Today is the anniversary of Aaron’s 715. I was a kid and I remember it very well. We were a Willy Mays household, what with dad being a NY Giants fan and then the Mets. Aaron wasn’t someone we were too conscious of but when he was breaking the record, there was no escaping it. The talk was usually that Mays played in the Polo Grounds and Candlestick, which robbed him of many homers. Also Mays (660 HR’s) lost 1952 & 1953 to the Army in the Korean era, and he was a cinch for 25 or 30 Hr’s so that would have made the record Mays’ (ie 660 + 60 = 712) already. So there was that humbug about it.
But on the night that he hit the 715th, they put the game on. It is hard for kids to imagine, but we didn’t have games on every night. We didn’t see much baseball on TV. You had your game of the week and the home teams and that was it. So I wanted to watch the game but I had homework, I recall. And my parents made me sit and do that at the dining room table. I procrastinated until game time, so when the game was on, there I sat. But in our house, the TV could be seen in the reflection of the glass china cabinet–it allowed you to see around a corner. So I saw the homer hit in the reflection of the china cabinet, and when you watch baseball a the mirror, a batter will run the bases in reverse! Aaron ran to 3rd and then 2nd and when the kids were hassling him (congratulating they thought), he was rounding first and going clockwise. How many others in America saw it that way? Not sure.
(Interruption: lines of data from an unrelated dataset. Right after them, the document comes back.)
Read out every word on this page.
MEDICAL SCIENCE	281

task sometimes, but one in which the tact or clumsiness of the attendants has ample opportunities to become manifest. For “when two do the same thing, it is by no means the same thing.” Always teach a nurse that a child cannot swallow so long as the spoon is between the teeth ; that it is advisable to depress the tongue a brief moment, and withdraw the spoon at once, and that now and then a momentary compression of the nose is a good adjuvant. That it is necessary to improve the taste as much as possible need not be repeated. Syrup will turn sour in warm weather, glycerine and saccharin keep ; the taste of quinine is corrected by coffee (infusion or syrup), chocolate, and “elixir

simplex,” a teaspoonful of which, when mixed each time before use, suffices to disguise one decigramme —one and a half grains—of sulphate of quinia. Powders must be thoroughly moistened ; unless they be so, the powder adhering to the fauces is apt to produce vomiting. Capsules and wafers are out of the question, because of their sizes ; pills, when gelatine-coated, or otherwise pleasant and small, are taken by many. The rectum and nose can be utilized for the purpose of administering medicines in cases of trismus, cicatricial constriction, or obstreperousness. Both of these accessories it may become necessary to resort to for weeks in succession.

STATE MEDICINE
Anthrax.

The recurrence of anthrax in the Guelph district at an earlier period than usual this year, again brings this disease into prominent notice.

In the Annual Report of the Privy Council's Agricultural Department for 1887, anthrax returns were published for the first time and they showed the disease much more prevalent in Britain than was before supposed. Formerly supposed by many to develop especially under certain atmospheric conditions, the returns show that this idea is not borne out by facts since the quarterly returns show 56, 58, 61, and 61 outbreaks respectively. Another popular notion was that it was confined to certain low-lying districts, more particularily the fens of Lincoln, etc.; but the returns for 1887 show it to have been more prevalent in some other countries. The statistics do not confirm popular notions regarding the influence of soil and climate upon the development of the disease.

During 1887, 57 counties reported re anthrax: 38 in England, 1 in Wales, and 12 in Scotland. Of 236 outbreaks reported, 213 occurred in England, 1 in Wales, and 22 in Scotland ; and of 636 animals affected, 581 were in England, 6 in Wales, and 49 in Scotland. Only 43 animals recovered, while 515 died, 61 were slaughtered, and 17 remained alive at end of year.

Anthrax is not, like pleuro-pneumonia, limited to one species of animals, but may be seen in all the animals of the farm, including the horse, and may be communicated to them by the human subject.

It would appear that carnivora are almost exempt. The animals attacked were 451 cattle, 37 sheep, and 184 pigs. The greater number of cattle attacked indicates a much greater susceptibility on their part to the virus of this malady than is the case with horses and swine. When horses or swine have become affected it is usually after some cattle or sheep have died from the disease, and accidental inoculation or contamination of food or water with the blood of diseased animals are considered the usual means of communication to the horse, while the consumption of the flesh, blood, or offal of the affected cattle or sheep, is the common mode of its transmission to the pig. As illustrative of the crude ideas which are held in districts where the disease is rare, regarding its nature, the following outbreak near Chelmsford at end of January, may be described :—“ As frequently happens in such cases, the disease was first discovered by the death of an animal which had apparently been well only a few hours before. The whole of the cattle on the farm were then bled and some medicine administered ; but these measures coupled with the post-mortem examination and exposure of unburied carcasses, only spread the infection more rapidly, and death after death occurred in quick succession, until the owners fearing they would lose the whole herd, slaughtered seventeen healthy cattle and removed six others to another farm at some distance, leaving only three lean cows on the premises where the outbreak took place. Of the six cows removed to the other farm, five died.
Compilation records always struck me as anticlimactic. We watch sports because we like the real-life soap opera of watching real people play under a great deal of pressure for a pile of cash. Outcome is in doubt. With a record of this sort, there’s no doubt–it’s going to happen. The only question is when. I find that completely boring. Celebrate the milestone, sure, but don’t tell me it’s Oct 3rd, 1951 either.